The mothers involved in this center know that the project service is free for the first year. This enables them to save money from their income-generating activities to pay the necessary fees when their children are admitted to government schools.

Community centers alone do not define the work of the Good Shepherd Sisters in Addis Ababa.

“While our ministry as Good Shepherd Sisters always had women in prostitution in mind,” says Sister Winifred, “we took a more direct approach in October 1994.

“The distresses of these women are many: poverty, depression, unwanted pregnancy, homelessness, the threat of AIDS, the distress of working on the streets – they face these things every day. But we listen to them and invite them into friendship.

“A novice and I used to venture out two nights a week to meet these women,” she continues. “I remember those nights when we walked the roads beside our house. There was some initial nervousness, but soon these feelings disappeared.

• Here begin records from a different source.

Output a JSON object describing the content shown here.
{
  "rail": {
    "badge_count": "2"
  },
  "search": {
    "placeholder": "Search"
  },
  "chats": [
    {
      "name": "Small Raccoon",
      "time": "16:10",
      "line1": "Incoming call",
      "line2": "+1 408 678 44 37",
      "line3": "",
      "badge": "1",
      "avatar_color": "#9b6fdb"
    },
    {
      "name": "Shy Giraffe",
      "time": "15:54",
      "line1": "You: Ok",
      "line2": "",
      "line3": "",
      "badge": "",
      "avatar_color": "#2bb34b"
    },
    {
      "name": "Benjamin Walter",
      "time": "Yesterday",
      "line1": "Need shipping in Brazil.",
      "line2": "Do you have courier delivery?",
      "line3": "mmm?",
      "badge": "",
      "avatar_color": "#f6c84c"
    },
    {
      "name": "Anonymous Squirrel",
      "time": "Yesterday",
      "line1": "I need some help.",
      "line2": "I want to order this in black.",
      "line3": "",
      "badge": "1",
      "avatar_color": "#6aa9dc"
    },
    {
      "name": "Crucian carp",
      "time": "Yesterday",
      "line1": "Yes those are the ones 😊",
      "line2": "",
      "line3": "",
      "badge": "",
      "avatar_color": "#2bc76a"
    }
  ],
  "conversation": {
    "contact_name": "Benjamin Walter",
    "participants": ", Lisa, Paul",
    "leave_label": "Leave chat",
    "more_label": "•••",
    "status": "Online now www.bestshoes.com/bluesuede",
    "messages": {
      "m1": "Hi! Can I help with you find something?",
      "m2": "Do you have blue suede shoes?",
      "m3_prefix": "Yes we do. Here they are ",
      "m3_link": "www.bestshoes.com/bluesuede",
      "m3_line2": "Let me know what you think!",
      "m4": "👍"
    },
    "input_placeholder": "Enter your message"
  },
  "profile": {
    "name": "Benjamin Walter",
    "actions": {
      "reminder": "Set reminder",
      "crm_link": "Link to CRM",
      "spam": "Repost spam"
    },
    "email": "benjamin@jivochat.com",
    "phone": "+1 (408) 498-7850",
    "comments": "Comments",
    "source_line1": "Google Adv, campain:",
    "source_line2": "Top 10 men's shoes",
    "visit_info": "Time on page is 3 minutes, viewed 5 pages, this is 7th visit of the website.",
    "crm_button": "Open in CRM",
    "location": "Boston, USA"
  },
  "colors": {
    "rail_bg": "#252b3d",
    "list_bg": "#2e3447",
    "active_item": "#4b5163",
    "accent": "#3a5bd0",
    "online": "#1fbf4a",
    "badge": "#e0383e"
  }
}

“I recall one woman who was out on the road only two nights after giving birth by Caesarean section. Immediately we drove this woman to her house outside the city where her little baby lay alone. The woman had no money for food, the rent was due and there were no social services available! Ongoing support for this woman meant teaching her rudimentary baby care, buying milk for the baby and providing financial support when she or the baby got sick or the rent was due. We were ready to help.

“My direct street ministry with these women only lasted seven months, but the friendships have continued. Today these women are involved in various training programs and income-generating activities such as card-making, cosmetology, catering, bamboo crafts, weaving and others.”

The Good Shepherd Sisters are a reliable, positive force for their people. With their tireless energy and devotion, they will continue God work, enriching the lives of people in need.

Sister Mary James Clines, R.G.S., is a member of the Congregation of the Good Shepherd Sisters of Addis Ababa.